Study on the mechanism of action of probucol in the treatment of coronary artery disease based on network pharmacology and molecular docking technology

Abstract Objective The latest studies have shown that the combined use of aggressive lipid-lowering and inflammation-reducing therapies might reduce atherosclerotic risk. Probucol has hypolipidemic, antioxidative, and anti-inflammatory effects. Through network pharmacology and molecular docking, the core genes, biological function, and signalling pathways of Probucol in coronary artery disease/coronary heart disease were revealed. Methods Pharmacological targets of probucol were screened using the SuperPred, Similarity ensemble approach (SEA), and STITCH databases. Similarly, the pathological targets of CAD/CHD were obtained through the DisGeNET, National Center for Biotechnology Information (NCBI), and GeneCard databases. Then, all common targets of probucol against CAD/CHD were screened by an online platform. Seven core targets were obtained through six algorithms of the CytoHubba plugin of Cytoscape and the online platform Jvenn. Finally, the core genes were analysed by GO and KEGG enrichment analyses and molecular docking technology was utilized to verify the core gene prediction and further confirm the target and mechanism of probucol in CAD/CHD. Results By screening the targets of probucol and CAD/CHD, 121 pharmacological targets, 11403 pathological targets, and 84 common targets were obtained; furthermore, seven core targets were identified.

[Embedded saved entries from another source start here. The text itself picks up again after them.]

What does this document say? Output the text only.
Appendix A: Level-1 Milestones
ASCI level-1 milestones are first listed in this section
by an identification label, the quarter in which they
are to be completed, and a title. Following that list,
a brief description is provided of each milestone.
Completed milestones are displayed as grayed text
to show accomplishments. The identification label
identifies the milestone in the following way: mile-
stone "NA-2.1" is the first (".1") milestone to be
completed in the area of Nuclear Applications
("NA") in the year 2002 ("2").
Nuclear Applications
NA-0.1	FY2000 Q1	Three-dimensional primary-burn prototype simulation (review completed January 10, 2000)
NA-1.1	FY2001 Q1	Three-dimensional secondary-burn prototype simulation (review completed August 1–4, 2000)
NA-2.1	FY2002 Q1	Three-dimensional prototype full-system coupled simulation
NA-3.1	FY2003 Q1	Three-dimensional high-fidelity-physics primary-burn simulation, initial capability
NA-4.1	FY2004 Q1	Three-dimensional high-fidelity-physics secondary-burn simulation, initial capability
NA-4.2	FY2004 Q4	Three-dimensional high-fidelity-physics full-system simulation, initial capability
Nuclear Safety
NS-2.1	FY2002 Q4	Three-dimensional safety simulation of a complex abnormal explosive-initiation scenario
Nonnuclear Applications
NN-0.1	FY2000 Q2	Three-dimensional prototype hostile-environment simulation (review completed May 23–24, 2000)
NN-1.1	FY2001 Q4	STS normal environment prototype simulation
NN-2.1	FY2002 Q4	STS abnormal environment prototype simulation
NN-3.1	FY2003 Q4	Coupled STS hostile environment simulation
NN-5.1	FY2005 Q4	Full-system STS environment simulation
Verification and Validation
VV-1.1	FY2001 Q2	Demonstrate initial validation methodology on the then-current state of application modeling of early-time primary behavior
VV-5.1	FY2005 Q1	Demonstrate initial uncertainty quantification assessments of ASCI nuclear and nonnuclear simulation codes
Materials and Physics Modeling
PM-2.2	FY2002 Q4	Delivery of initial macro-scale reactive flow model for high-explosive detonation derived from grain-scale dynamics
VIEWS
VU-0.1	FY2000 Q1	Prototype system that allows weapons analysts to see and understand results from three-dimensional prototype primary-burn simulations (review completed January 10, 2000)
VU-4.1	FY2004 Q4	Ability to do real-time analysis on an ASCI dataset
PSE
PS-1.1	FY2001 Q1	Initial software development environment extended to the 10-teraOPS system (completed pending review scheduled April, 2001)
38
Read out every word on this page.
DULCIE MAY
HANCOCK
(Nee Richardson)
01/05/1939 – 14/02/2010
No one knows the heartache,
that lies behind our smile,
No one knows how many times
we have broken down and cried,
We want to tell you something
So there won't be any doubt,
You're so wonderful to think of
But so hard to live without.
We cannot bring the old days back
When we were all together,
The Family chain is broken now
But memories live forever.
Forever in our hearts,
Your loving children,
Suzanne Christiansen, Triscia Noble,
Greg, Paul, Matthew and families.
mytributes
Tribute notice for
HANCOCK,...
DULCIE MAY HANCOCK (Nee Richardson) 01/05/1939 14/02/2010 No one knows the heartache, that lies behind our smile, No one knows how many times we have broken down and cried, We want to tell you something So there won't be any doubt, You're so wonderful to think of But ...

These core targets were SCARB1, APOE, VCAM1, NF-кB, HIF1A, PTPN11 and SLC2A1. In addition, the enrichment analysis results indicated that probucol might treat CAD/CHD by regulating cholesterol imbalance and anti-inflammatory and antioxidant activities. The molecular docking results showed that probucol binds well to the core targets associated with CAD/CHD. Conclusion Probucol might be involved in regulating cholesterol imbalance and anti-inflammatory and antioxidant activities based on its regulation of SCARB1, APOE, VCAM1, NF-кB, HIF1A, PTPN11 and SLC2A1. Strategies targeting these biotargets may be used to treat CAD/CHD in future clinical practice.